This interest is all the more remarkable given how similar Corbyn’s views are to those he held some 40 years ago. There is very little that’s hot off the press. That came through very clearly in writing Corbyn the Musical – without spoiling the surprise, the play’s plot revolves around a nuclear crisis between Britain and Russia, that Corbyn has to try to defuse – and the answer lies in the apocryphal motorbike trip taken by Corbyn and Abbott to East Germany when they were lovers in the 1970s. It is surreal enough that one of today’s leading politicians was already politically active more than a decade before the fall of the Berlin Wall, but even odder that the Jeremy Corbyn of the 1970s who we depict holds the same views as the man in charge today. The only different is the thickness of his beard.

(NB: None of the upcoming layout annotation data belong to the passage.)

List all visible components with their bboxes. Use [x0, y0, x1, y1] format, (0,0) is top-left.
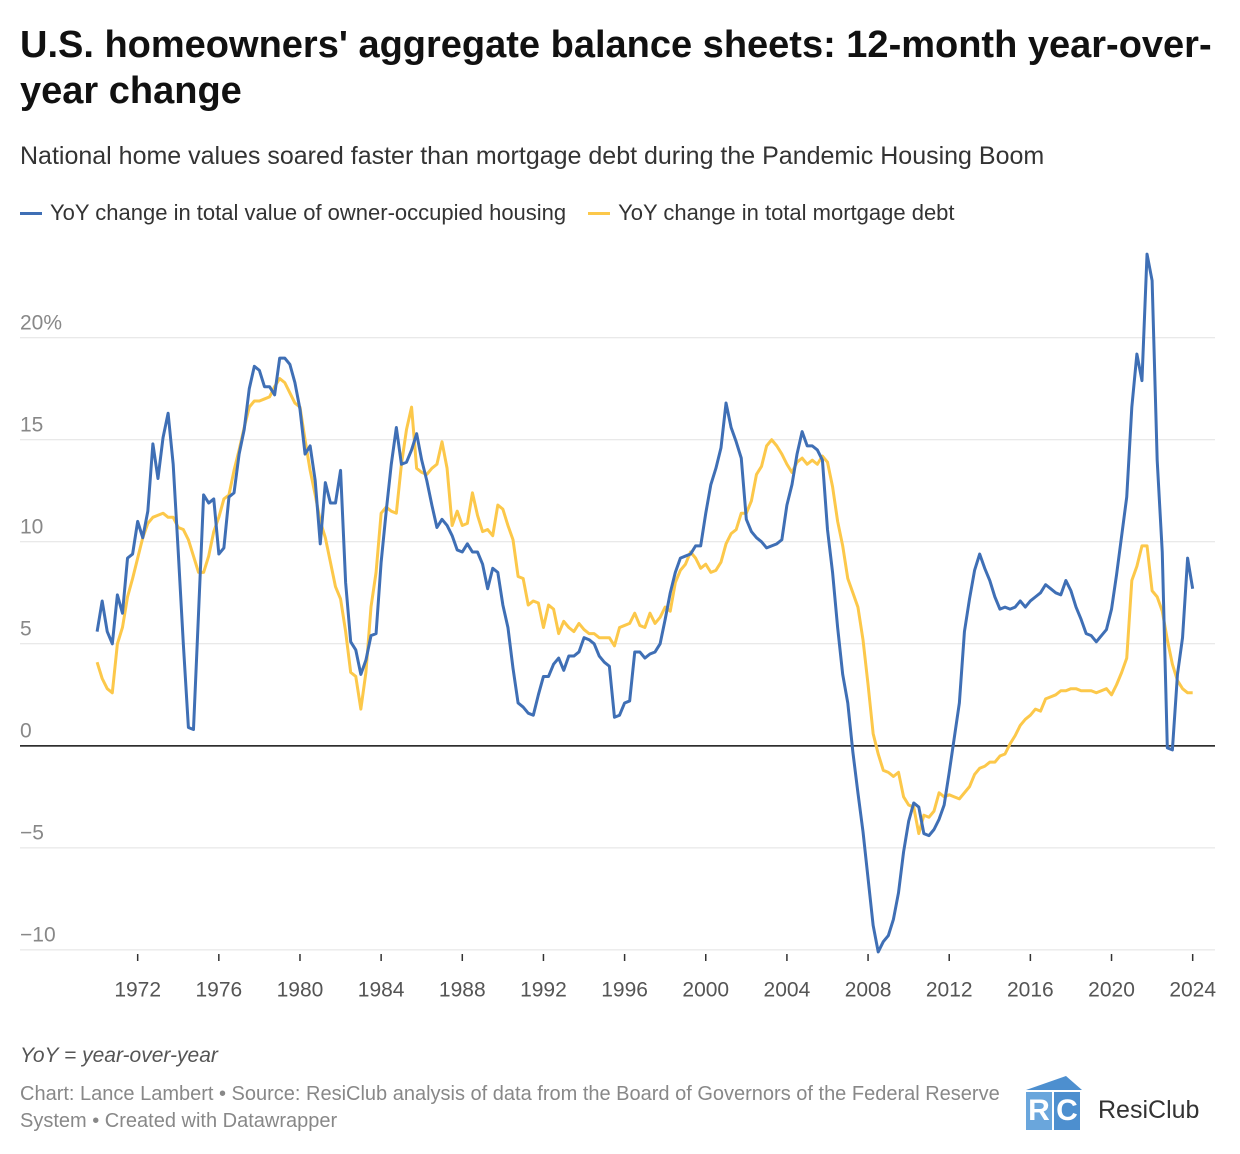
y-tick-label: 10: [20, 515, 43, 538]
x-tick-label: 2024: [1169, 979, 1216, 1002]
svg-text:R: R: [1028, 1094, 1050, 1127]
x-tick-label: 2012: [926, 979, 973, 1002]
chart-title: U.S. homeowners' aggregate balance sheet…: [20, 24, 1212, 112]
x-tick-label: 1980: [277, 979, 324, 1002]
x-tick-label: 1976: [195, 979, 242, 1002]
y-tick-label: −5: [20, 821, 44, 844]
legend-item: YoY change in total value of owner-occup…: [20, 200, 566, 226]
y-tick-label: 5: [20, 617, 32, 640]
x-tick-label: 2000: [682, 979, 729, 1002]
x-tick-label: 2008: [845, 979, 892, 1002]
y-tick-label: 20%: [20, 311, 62, 334]
brand: ResiClub: [1098, 1096, 1200, 1124]
legend-item: YoY change in total mortgage debt: [588, 200, 955, 226]
legend-label: YoY change in total mortgage debt: [618, 200, 955, 225]
chart-subtitle: National home values soared faster than …: [20, 142, 1045, 170]
svg-text:C: C: [1056, 1094, 1078, 1127]
legend-label: YoY change in total value of owner-occup…: [50, 200, 567, 225]
note: YoY = year-over-year: [20, 1044, 218, 1067]
y-tick-label: −10: [20, 923, 56, 946]
x-tick-label: 1992: [520, 979, 567, 1002]
legend-swatch: [588, 211, 611, 215]
series-line: [95, 377, 1193, 836]
x-tick-label: 1972: [114, 979, 161, 1002]
x-tick-label: 1984: [358, 979, 405, 1002]
legend: YoY change in total value of owner-occup…: [20, 200, 955, 226]
logo-icon: R C: [1026, 1076, 1082, 1130]
x-tick-label: 1996: [601, 979, 648, 1002]
y-tick-label: 0: [20, 719, 32, 742]
x-tick-label: 2016: [1007, 979, 1054, 1002]
grid: [20, 337, 1215, 951]
x-tick-label: 2020: [1088, 979, 1135, 1002]
x-tick-label: 2004: [764, 979, 811, 1002]
series-line: [95, 252, 1195, 954]
legend-swatch: [20, 211, 42, 215]
y-tick-label: 15: [20, 413, 43, 436]
x-tick-label: 1988: [439, 979, 486, 1002]
source: Chart: Lance Lambert • Source: ResiClub …: [20, 1083, 1000, 1132]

The Corbyn factor translates into tremendous recognition amongst members of the public. A YouGov poll just two weeks after he became Labour leader found that 89 per cent of people knew who he was, compared to 34% for other senior members of the Shadow Cabinet – and Corbyn was more recognisable than George Osborne, who had already been Chancellor for more than five years.

This, surely, is Corbyn’s last opportunity. People know him, and they are listening to him. So far, he hasn’t won them over. But, crucially, he still has the window of opportunity to do so. And, if all else fails, well, Jeremy, we’re always willing to offer you a cameo in the show.